The other skeletons belonged to Manon Violette and Marie-Joëlle Bastien. The former was fifteen, the latter sixteen, when they vanished in 1994.
Ryan’s phone queries concerning Bastien had turned up zilch. She was from Bouctouche, New Brunswick, and in the two decades since her disappearance, her nuclear family had dispersed, leaving only a few cousins in the area. No one recalled anything about Marie-Joëlle except that she’d been murdered. And that her remains were buried in the cimetière Saint-Jean-Baptiste.
Ryan had fared better with Violette. Manon’s parents still lived at the same address on boulevard Édouard-Montpetit in Montreal. Though reluctant, they’d agreed to see us the next day.
In the morning, after reexamining our respective files, we would interview Mère and Père Violette. Then we’d work on locating Tawny McGee, the sole survivor of the Pomerleau-Catts reign of terror. We held little optimism that the visits would yield fruit. But what the hell. Nothing else was working.
Another aviation miracle. The flight landed early. The bookend punctuality made me mildly uneasy.
Exiting the airport, I was hit by a wind corkscrewing straight off the tundra.
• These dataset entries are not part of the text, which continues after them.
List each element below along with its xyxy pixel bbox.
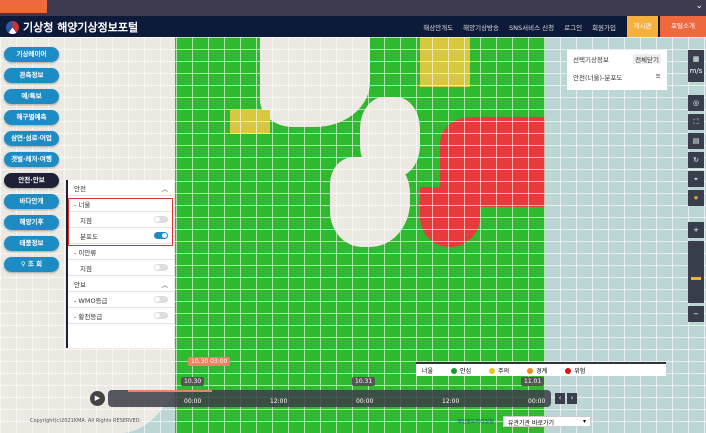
site-title: 기상청 해양기상정보포털 xyxy=(23,21,139,34)
selected-entry: 안전(너울)-분포도 xyxy=(573,74,623,82)
time-tick: 12:00 xyxy=(442,398,460,405)
top-tab[interactable] xyxy=(0,0,47,13)
menu-typhoon[interactable]: 태풍정보 xyxy=(4,236,59,251)
map-icon: ▦ xyxy=(692,55,700,63)
chevron-up-icon: ︿ xyxy=(161,184,169,193)
zoom-slider[interactable] xyxy=(688,241,704,303)
selected-info-panel: 선택기상정보 전체닫기 안전(너울)-분포도 ≡ xyxy=(567,50,667,90)
dropdown-arrow-icon: ▾ xyxy=(582,418,586,425)
footer: Copyright(c)2021KMA. All Rights RESERVED… xyxy=(30,418,494,425)
row-swell-point: 지점 xyxy=(68,212,174,228)
legend: 너울 안심 주의 경계 위험 xyxy=(416,362,666,376)
time-tick: 00:00 xyxy=(184,398,202,405)
menu-zone-forecast[interactable]: 해구별예측 xyxy=(4,110,59,125)
board-button[interactable]: 게시판 xyxy=(627,16,658,37)
menu-fishery[interactable]: 삼면·섬로·어업 xyxy=(4,131,59,146)
menu-forecast[interactable]: 예/특보 xyxy=(4,89,59,104)
menu-leisure[interactable]: 갯벌·레저·여행 xyxy=(4,152,59,167)
date-label-2: 10.31 xyxy=(352,377,376,386)
menu-observation[interactable]: 관측정보 xyxy=(4,68,59,83)
toggle-swell-point[interactable] xyxy=(154,216,168,223)
zoom-out-button[interactable]: − xyxy=(688,306,704,322)
browser-top-bar: ⌄ xyxy=(0,0,706,16)
date-label-3: 11.01 xyxy=(521,377,545,386)
legend-warning: 경계 xyxy=(527,366,547,375)
legend-caution: 주의 xyxy=(489,366,509,375)
nav-sns[interactable]: SNS서비스 신청 xyxy=(509,24,555,32)
timeline-slider[interactable]: 00:00 12:00 00:00 12:00 00:00 xyxy=(108,390,551,407)
search-icon: ⚲ xyxy=(20,260,28,268)
current-time-label: 10.30 03:00 xyxy=(188,357,231,366)
selected-info-title: 선택기상정보 xyxy=(573,56,609,64)
toggle-swell-map[interactable] xyxy=(154,232,168,239)
refresh-icon[interactable]: ↻ xyxy=(688,152,704,168)
row-rip-point: 지점 xyxy=(68,260,174,276)
menu-icon[interactable]: ≡ xyxy=(655,72,661,80)
time-tick: 12:00 xyxy=(270,398,288,405)
compass-icon[interactable]: ◎ xyxy=(688,95,704,111)
fullscreen-icon[interactable]: ⛶ xyxy=(688,114,704,130)
toggle-rip-point[interactable] xyxy=(154,264,168,271)
menu-safety[interactable]: 안전·안보 xyxy=(4,173,59,188)
date-label-1: 10.30 xyxy=(181,377,205,386)
row-storm: - 황천등급 xyxy=(68,308,174,324)
menu-fog[interactable]: 바다안개 xyxy=(4,194,59,209)
time-tick: 00:00 xyxy=(528,398,546,405)
nav-broadcast[interactable]: 해양기상방송 xyxy=(463,24,500,32)
safety-panel: 안전 ︿ - 너울 지점 분포도 - 이안류 지점 안보 ︿ - WMO등급 - 황… xyxy=(66,180,174,348)
toggle-storm[interactable] xyxy=(154,312,168,319)
timeline-progress xyxy=(128,390,212,392)
zoom-in-button[interactable]: + xyxy=(688,222,704,238)
sidebar: 기상레이어 관측정보 예/특보 해구별예측 삼면·섬로·어업 갯벌·레저·여행 … xyxy=(4,47,59,272)
next-button[interactable]: › xyxy=(567,393,577,404)
legend-danger: 위험 xyxy=(565,366,585,375)
close-all-button[interactable]: 전체닫기 xyxy=(633,54,661,64)
menu-weather-layer[interactable]: 기상레이어 xyxy=(4,47,59,62)
legend-safe: 안심 xyxy=(451,366,471,375)
zoom-control: + − xyxy=(688,222,704,322)
locate-icon[interactable]: ⌖ xyxy=(688,171,704,187)
star-icon[interactable]: ★ xyxy=(688,190,704,206)
grid-icon[interactable]: ▤ xyxy=(688,133,704,149)
chevron-down-icon[interactable]: ⌄ xyxy=(695,1,703,11)
highlight-box xyxy=(68,198,173,246)
nav-login[interactable]: 로그인 xyxy=(564,24,583,32)
kma-logo-icon xyxy=(6,20,19,34)
toolbar-top: ▦ m/s xyxy=(688,50,704,82)
menu-climate[interactable]: 해양기후 xyxy=(4,215,59,230)
privacy-link[interactable]: 개인정보처리방침 xyxy=(457,419,494,425)
related-sites-select[interactable]: 유관기관 바로가기 ▾ xyxy=(503,416,591,427)
portal-intro-button[interactable]: 포털소개 xyxy=(660,16,706,37)
legend-label: 너울 xyxy=(422,367,434,375)
time-tick: 00:00 xyxy=(356,398,374,405)
section-safety[interactable]: 안전 ︿ xyxy=(68,180,174,196)
prev-button[interactable]: ‹ xyxy=(555,393,565,404)
chevron-up-icon: ︿ xyxy=(161,280,169,289)
play-button[interactable]: ▶ xyxy=(90,391,105,406)
toolbar-mid: ◎ ⛶ ▤ ↻ ⌖ ★ xyxy=(688,95,704,206)
nav-fog-map[interactable]: 해상안개도 xyxy=(423,24,454,32)
search-button[interactable]: ⚲ 조 회 xyxy=(4,257,59,272)
unit-button[interactable]: ▦ m/s xyxy=(688,50,704,82)
row-wmo: - WMO등급 xyxy=(68,292,174,308)
group-rip-current: - 이안류 xyxy=(68,244,174,260)
row-swell-map: 분포도 xyxy=(68,228,174,244)
nav-signup[interactable]: 회원가입 xyxy=(592,24,616,32)
toggle-wmo[interactable] xyxy=(154,296,168,303)
group-swell: - 너울 xyxy=(68,196,174,212)
section-security[interactable]: 안보 ︿ xyxy=(68,276,174,292)
logo[interactable]: 기상청 해양기상정보포털 xyxy=(6,19,138,35)
header: 기상청 해양기상정보포털 해상안개도 해양기상방송 SNS서비스 신청 로그인 … xyxy=(0,16,706,37)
I admit it—I gasped. No matter how often it happens, I’m never prepared for that first frigid slap.
Ryan and I shared a taxi from Dorval. At his insistence, I was dropped first. I suppose it made sense. My condo is in Centreville. His is across the St. Lawrence in a concrete LEGO curiosity called Habitat 67.
Ryan offered to collect me in the morning. Happy to avoid the Métro, and frostbite, I accepted.
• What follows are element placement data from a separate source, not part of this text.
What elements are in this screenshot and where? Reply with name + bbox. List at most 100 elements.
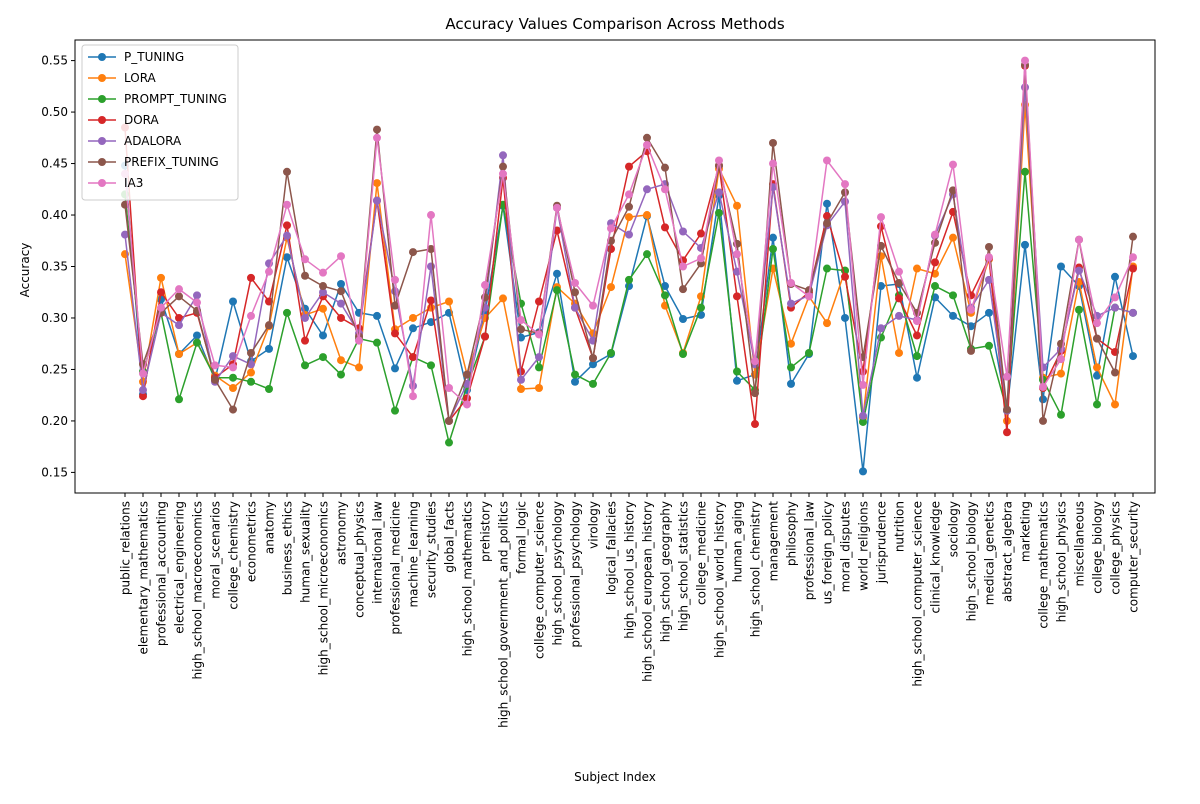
data-point bbox=[949, 291, 957, 300]
data-point bbox=[1003, 428, 1011, 437]
x-tick-label: high_school_microeconomics bbox=[317, 501, 331, 675]
data-point bbox=[733, 367, 741, 376]
data-point bbox=[571, 278, 579, 287]
x-tick-label: high_school_government_and_politics bbox=[497, 501, 511, 728]
y-tick-label: 0.50 bbox=[41, 105, 68, 119]
data-point bbox=[787, 278, 795, 287]
x-tick-label: college_medicine bbox=[695, 501, 709, 605]
data-point bbox=[607, 224, 615, 233]
data-point bbox=[895, 278, 903, 287]
data-point bbox=[1093, 371, 1101, 380]
legend-item: PREFIX_TUNING bbox=[88, 155, 219, 169]
data-point bbox=[589, 379, 597, 388]
data-point bbox=[913, 317, 921, 326]
data-point bbox=[1075, 305, 1083, 314]
data-point bbox=[157, 288, 165, 297]
data-point bbox=[265, 267, 273, 276]
data-point bbox=[697, 229, 705, 238]
data-point bbox=[643, 250, 651, 259]
data-point bbox=[481, 281, 489, 290]
legend-label: DORA bbox=[124, 113, 160, 127]
data-point bbox=[877, 241, 885, 250]
data-point bbox=[859, 411, 867, 420]
x-tick-label: international_law bbox=[371, 501, 385, 604]
data-point bbox=[229, 363, 237, 372]
data-point bbox=[625, 202, 633, 211]
series-ia3 bbox=[121, 56, 1137, 409]
y-tick-label: 0.40 bbox=[41, 208, 68, 222]
data-point bbox=[1039, 416, 1047, 425]
data-point bbox=[1075, 235, 1083, 244]
x-tick-label: college_chemistry bbox=[227, 501, 241, 610]
data-point bbox=[913, 331, 921, 340]
data-point bbox=[823, 219, 831, 228]
data-point bbox=[1057, 355, 1065, 364]
data-point bbox=[571, 288, 579, 297]
data-point bbox=[931, 258, 939, 267]
data-point bbox=[751, 357, 759, 366]
data-point bbox=[571, 370, 579, 379]
x-tick-label: miscellaneous bbox=[1073, 501, 1087, 586]
data-point bbox=[1039, 382, 1047, 391]
x-tick-label: nutrition bbox=[893, 501, 907, 552]
data-point bbox=[607, 348, 615, 357]
data-point bbox=[535, 297, 543, 306]
data-point bbox=[643, 133, 651, 142]
data-point bbox=[319, 282, 327, 291]
x-tick-label: high_school_biology bbox=[965, 501, 979, 621]
x-tick-label: medical_genetics bbox=[983, 501, 997, 605]
data-point bbox=[1093, 400, 1101, 409]
x-tick-label: management bbox=[767, 501, 781, 582]
legend-item: IA3 bbox=[88, 176, 143, 190]
x-tick-label: high_school_computer_science bbox=[911, 501, 925, 687]
data-point bbox=[1129, 232, 1137, 241]
data-point bbox=[715, 156, 723, 165]
data-point bbox=[283, 253, 291, 262]
data-point bbox=[445, 416, 453, 425]
y-tick-label: 0.20 bbox=[41, 414, 68, 428]
x-tick-label: human_aging bbox=[731, 501, 745, 582]
x-tick-label: high_school_macroeconomics bbox=[191, 501, 205, 679]
legend-label: PROMPT_TUNING bbox=[124, 92, 227, 106]
data-point bbox=[301, 313, 309, 322]
x-tick-label: elementary_mathematics bbox=[137, 501, 151, 655]
legend-item: LORA bbox=[88, 71, 157, 85]
y-tick-label: 0.35 bbox=[41, 260, 68, 274]
x-tick-label: high_school_world_history bbox=[713, 501, 727, 658]
data-point bbox=[427, 318, 435, 327]
data-point bbox=[805, 292, 813, 301]
data-point bbox=[1057, 369, 1065, 378]
data-point bbox=[463, 400, 471, 409]
data-point bbox=[643, 185, 651, 194]
x-tick-label: high_school_us_history bbox=[623, 501, 637, 639]
data-point bbox=[373, 179, 381, 188]
data-point bbox=[625, 213, 633, 222]
data-point bbox=[319, 353, 327, 362]
data-point bbox=[337, 299, 345, 308]
x-tick-label: business_ethics bbox=[281, 501, 295, 595]
data-point bbox=[391, 329, 399, 338]
data-point bbox=[301, 255, 309, 264]
data-point bbox=[121, 230, 129, 239]
x-tick-label: college_biology bbox=[1091, 501, 1105, 594]
data-point bbox=[283, 231, 291, 240]
data-point bbox=[499, 169, 507, 178]
data-point bbox=[661, 185, 669, 194]
x-tick-label: high_school_european_history bbox=[641, 501, 655, 682]
data-point bbox=[355, 336, 363, 345]
data-point bbox=[859, 467, 867, 476]
data-point bbox=[985, 308, 993, 317]
data-point bbox=[823, 212, 831, 221]
data-point bbox=[319, 288, 327, 297]
x-tick-label: human_sexuality bbox=[299, 501, 313, 603]
legend-swatch-marker bbox=[98, 53, 106, 61]
x-tick-label: college_mathematics bbox=[1037, 501, 1051, 629]
data-point bbox=[427, 211, 435, 220]
data-point bbox=[679, 262, 687, 271]
data-point bbox=[499, 162, 507, 171]
data-point bbox=[337, 370, 345, 379]
series-line bbox=[124, 165, 1134, 473]
data-point bbox=[175, 285, 183, 294]
data-point bbox=[211, 361, 219, 370]
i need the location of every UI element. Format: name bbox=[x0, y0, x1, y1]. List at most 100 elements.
Digging for keys, I was aware of the taxi lingering at the curb, exhaust billowing like a small white cumulus in the red glow of the taillights. I was touched. Though I knew we had no future together, it meant something that he still cared about my safety.
My condo was cold and dark. Before removing my inadequate autumn-in-Dixie jacket, I thumbed the lever on the thermostat left. Way left. The hum of the furnace sounded loud in the stillness.
After a slapdash facial and dental effort, I threw on sweats and dropped into bed.
I dreamed about snow.
I awoke to bright sunlight leaking around the edges of the shade. Knew the day would be colder than crap.
The cupboard was bare, not even coffee. Rather than hike to the corner dépanneur, I skipped breakfast.
Ryan phoned at 7:55 as he was making the turn onto my street. I dug out my Kanuk jacket, mittens, and a scarf. Pulled on boots and set forth.
I was right. The air was so crisp, it felt like tiny crystals sliding in and out of my nose. The sun was a tight white ball hanging low in an immaculate blue sky.
I scurried to Ryan’s Jeep and climbed in.
Ryan never tired of teasing about my inadequacy in dealing with polar climes. Today he said nothing. His skin looked gray, and a dark half-moon sculpted each lower lid.